As the United States economy changes over time, peer to peer lending may very well be the only way for some businesses to get funding. But look for regulators to start to step in, particularly if there are instances of fraud or more serious criminal activity.
And speaking of criminal activity, there is also litigation crowdfunding. With litigation crowdfunding, a plaintiff will ask for a monetary donation for the purposes of funding a court case. If the plaintiff prevails, then investors may get more than their initial investment.
Unlike some of the other forms of crowdfunding, there are ethical considerations when it comes to litigation crowdfunding.
Another possible issue involves providing information to backers. In other forms of crowdfunding, backers understandably want advance information on a campaign. understandably, they want to know precisely what they are financially getting themselves into. But in the case of the law, such transparency can very well mean violating attorney-client privilege. If privileged communications are necessary to get donors to fork over cash, then this is an ethical violation for the lawyer.
Plus, what happens if the backers push for a greater return on their investments? Could a group of backers – or a crowdfunding platform – push for a settlement for sure money? Or could they push for a trial in the hopes of a big payoff? Either scenario is possible.
And there is even another possibility. What if the crowdfunding platform or backer group pushes to direct the course of discovery, or even motion practice?
And what happens if, somehow, it gets out at trial that a case is crowdfunded? What will a jury think? Will they see the plaintiff as greedy? Or will they see the case as more likely to win? Otherwise, the reasoning could go, why would people put their money on the line for it?
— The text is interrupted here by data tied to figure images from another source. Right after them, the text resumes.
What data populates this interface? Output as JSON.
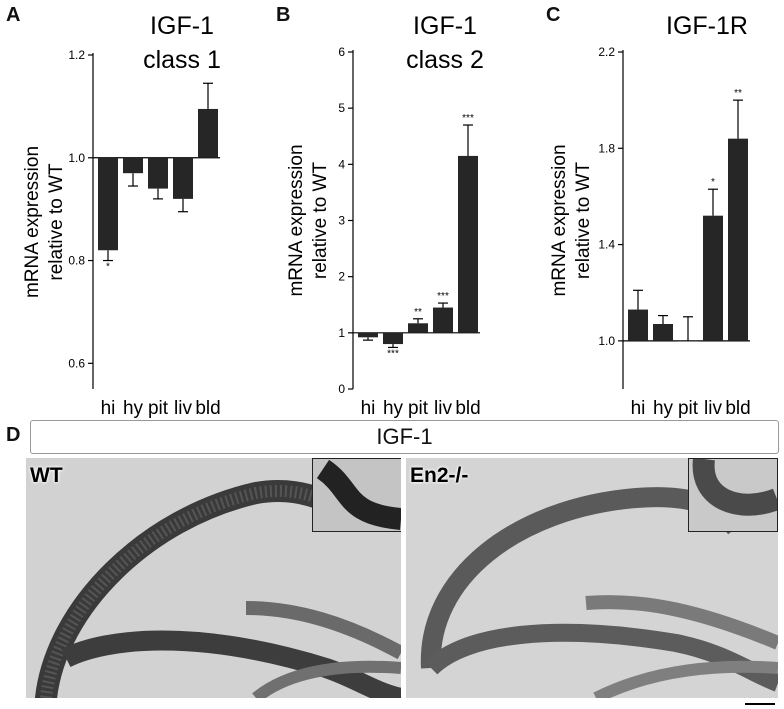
{
  "panel_labels": [
    "A",
    "B",
    "C",
    "D"
  ],
  "chart_data": [
    {
      "type": "bar",
      "title_lines": [
        "IGF-1",
        "class 1"
      ],
      "ylabel_lines": [
        "mRNA expression",
        "relative to WT"
      ],
      "categories": [
        "hi",
        "hy",
        "pit",
        "liv",
        "bld"
      ],
      "baseline": 1.0,
      "ylim": [
        0.55,
        1.2
      ],
      "yticks": [
        0.6,
        0.8,
        1.0,
        1.2
      ],
      "ytick_labels": [
        "0.6",
        "0.8",
        "1.0",
        "1.2"
      ],
      "values": [
        0.82,
        0.97,
        0.94,
        0.92,
        1.095
      ],
      "errors": [
        0.02,
        0.025,
        0.02,
        0.025,
        0.05
      ],
      "significance": [
        "*",
        "",
        "",
        "",
        ""
      ]
    },
    {
      "type": "bar",
      "title_lines": [
        "IGF-1",
        "class 2"
      ],
      "ylabel_lines": [
        "mRNA expression",
        "relative to WT"
      ],
      "categories": [
        "hi",
        "hy",
        "pit",
        "liv",
        "bld"
      ],
      "baseline": 1.0,
      "ylim": [
        0,
        6
      ],
      "yticks": [
        0,
        1,
        2,
        3,
        4,
        5,
        6
      ],
      "ytick_labels": [
        "0",
        "1",
        "2",
        "3",
        "4",
        "5",
        "6"
      ],
      "values": [
        0.92,
        0.8,
        1.17,
        1.45,
        4.15
      ],
      "errors": [
        0.05,
        0.06,
        0.08,
        0.08,
        0.55
      ],
      "significance": [
        "",
        "***",
        "**",
        "***",
        "***"
      ]
    },
    {
      "type": "bar",
      "title_lines": [
        "IGF-1R"
      ],
      "ylabel_lines": [
        "mRNA expression",
        "relative to WT"
      ],
      "categories": [
        "hi",
        "hy",
        "pit",
        "liv",
        "bld"
      ],
      "baseline": 1.0,
      "ylim": [
        0.8,
        2.2
      ],
      "yticks": [
        1.0,
        1.4,
        1.8,
        2.2
      ],
      "ytick_labels": [
        "1.0",
        "1.4",
        "1.8",
        "2.2"
      ],
      "values": [
        1.13,
        1.07,
        1.0,
        1.52,
        1.84
      ],
      "errors": [
        0.08,
        0.035,
        0.1,
        0.11,
        0.16
      ],
      "significance": [
        "",
        "",
        "",
        "*",
        "**"
      ]
    }
  ],
  "panel_d": {
    "banner": "IGF-1",
    "left_label": "WT",
    "right_label": "En2-/-"
  }
}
These questions go beyond dilemmas and interesting philosophical exercises. They could, if things go too far, end up being a part of disciplinary proceedings against a lawyer in an ethics investigation.
In this form of crowdfunding, a charity solicits donations via a crowdfunding platform. There are either no perks or they are tiny. The best-known of these is probably GoFundMe. This is where project runners can either raise funds for themselves or for charities.
Donation-based crowdfunding also encompasses the far too common crowdfunding pleas we all see cropping up these days. These crowdfunding pleas are for everything from help paying medical or veterinary bills to attempts to get donors to fund dream vacations and honeymoons. Or they can even be to just get the project runner’s car fixed.
Without perks or presales, there are no UCC considerations. But there can be questions from state governments if a charity raises funds via crowdfunding and then someone just pockets the money. After all, the government is interested in whether charities are on the up and up.
In the absence of crowdfunding, startup founders often used bootstrapping to get their projects off the ground.
Bootstrapping is just the use of personal finances to fund a new company. The biggest advantage to bootstrapping is that a business owner does not have to give up any ownership in the company.
The biggest disadvantage, of course, is the loss of a life’s savings is a very real possibility. Crowdfunding, in particular, is meant as a means of minimizing bootstrapping. But it probably will never eliminate it entirely.
Crowdfunding is an interesting method of raising money for a business. But it has its own rules and methods. There are potential pitfalls along the way. Crowdfunding can, at times, feel like the wild, wild west.
But at least with these crowdfunding terms you should know, you can be more prepared to handle anything crowdfunding throws at you.